Portrait de Camille Lutz

Triple championne de France, quintuple même, si l'on compte ses deux sacres en catégorie « junior », Camille Lutz avait comme objectif de représenter la France aux Jeux olympiques de Paris 2024. C'est finalement sa sœur, Charlotte Lutz, qui a été sélectionnée au sein de l'équipe de France. C'est sa mère, elle-même pongiste au niveau régional, qui lui a donné goût au tennis de table et à la compétition de haut niveau. Camille pratique ce sport dès l'âge de six ans puis quitte le domicile familial à treize ans pour suivre un cursus spécialisé au sein du Pôle Espoir Alsace.

Le tennis de table, c'est de famille. Sa sœur cadette, Charlotte Lutz, est pongiste elle aussi - au plus haut niveau, elle aussi. Les sœurs se sont d'ailleurs affrontées en finale du Championnat de France en 2024 (c'est Camille qui a décroché le titre ; Charlotte, quant à elle, fait partie de l'aventure Paris 2024).

Une semaine classique pour Camille Lutz ? Trente heures d'entraînement hebdomadaires, sans compter les compétitions, les déplacements parfois à des milliers des kilomètres, et ses études. Car Camille est encore étudiante. Elle suit actuellement un cursus en informatique à Sorbonne Université.

Son établissement d'enseignement supérieur accompagne les étudiants sportifs de haut niveau en leur proposant des aménagements, un suivi dédié, mais aussi un partenariat avec l'Insep, ce qui permet à ces étudiants de concilier au mieux une carrière sportive exigeante et des études prenantes.

 

L'année des Jeux, tout le monde joue beaucoup. C'est de la bonne pression, de la pression positive.

Camille Lutz
Qu'est-ce que l'INSEP ? L'Institut National du Sport, de l'Expertise et de la Performance (INSEP) accompagne 800 athlètes et 150 entraîneurs dédiés à la performance. À la fois un lieu d’entrainement et de vie, mais aussi de recherche et d’études sur le sport, l'INSEP propose un accompagnement personnalisé de chaque sportif.

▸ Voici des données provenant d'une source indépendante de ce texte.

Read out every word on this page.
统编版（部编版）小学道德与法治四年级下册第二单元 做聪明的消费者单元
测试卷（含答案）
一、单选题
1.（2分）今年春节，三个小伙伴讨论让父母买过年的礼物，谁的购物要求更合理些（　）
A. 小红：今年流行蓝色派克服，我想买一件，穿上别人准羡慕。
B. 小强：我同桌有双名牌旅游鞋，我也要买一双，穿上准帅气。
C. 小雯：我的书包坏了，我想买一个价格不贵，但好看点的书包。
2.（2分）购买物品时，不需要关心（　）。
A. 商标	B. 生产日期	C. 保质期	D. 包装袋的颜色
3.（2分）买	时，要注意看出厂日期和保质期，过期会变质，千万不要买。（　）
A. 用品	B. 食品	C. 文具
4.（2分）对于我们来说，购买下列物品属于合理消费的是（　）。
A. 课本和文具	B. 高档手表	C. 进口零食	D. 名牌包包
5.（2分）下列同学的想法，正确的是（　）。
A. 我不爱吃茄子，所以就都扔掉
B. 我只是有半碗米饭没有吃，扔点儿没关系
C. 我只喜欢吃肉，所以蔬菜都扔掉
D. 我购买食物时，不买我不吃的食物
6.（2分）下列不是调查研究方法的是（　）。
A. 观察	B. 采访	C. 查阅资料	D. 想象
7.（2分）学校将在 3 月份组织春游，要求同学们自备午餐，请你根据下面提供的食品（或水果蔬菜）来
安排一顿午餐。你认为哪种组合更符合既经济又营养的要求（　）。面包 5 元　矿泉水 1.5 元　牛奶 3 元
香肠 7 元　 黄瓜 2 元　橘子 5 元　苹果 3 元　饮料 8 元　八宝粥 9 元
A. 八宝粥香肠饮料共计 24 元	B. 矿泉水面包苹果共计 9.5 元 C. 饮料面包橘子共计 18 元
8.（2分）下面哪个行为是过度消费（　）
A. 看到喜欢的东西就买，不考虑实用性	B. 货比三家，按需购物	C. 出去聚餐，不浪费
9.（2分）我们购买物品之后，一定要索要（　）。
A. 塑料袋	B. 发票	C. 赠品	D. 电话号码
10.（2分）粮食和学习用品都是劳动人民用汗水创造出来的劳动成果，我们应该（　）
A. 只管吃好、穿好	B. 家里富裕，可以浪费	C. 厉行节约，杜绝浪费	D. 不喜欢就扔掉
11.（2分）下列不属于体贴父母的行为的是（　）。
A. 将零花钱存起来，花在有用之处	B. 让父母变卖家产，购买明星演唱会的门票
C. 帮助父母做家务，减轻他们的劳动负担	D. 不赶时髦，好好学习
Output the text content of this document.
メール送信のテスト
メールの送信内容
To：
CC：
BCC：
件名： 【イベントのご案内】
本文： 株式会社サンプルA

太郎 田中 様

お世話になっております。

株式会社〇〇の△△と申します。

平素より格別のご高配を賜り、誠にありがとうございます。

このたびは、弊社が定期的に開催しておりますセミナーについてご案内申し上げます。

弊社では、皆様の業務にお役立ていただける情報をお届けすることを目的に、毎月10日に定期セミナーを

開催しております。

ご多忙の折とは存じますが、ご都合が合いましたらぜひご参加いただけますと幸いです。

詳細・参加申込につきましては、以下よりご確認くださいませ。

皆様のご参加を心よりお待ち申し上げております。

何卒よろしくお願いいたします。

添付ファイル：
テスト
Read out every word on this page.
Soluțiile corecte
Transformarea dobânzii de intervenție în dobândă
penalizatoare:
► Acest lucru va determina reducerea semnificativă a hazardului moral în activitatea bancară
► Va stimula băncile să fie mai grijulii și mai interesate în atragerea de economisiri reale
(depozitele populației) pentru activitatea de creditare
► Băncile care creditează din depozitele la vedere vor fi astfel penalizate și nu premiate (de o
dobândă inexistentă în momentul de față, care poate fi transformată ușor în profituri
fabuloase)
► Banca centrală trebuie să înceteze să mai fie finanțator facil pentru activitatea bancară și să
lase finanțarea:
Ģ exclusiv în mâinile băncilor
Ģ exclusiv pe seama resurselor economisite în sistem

Le statut d’étudiant sportif de haut niveau (SHN)

Pour permettre aux sportifs de haut niveau de mener de front études et carrière sportive, ces étudiants bénéficient d'un statut particulier. Un statut qui permet aux établissements de mettre en place un accompagnement personnalisé au sein d'un cursus classique ou encore des parcours spécifiques dédiés aux étudiants sportifs de haut niveau. Cela peut prendre la forme de dérogations pour allonger les années d'études, d'un aménagement des emplois du temps, voire d'une formation en distanciel, etc.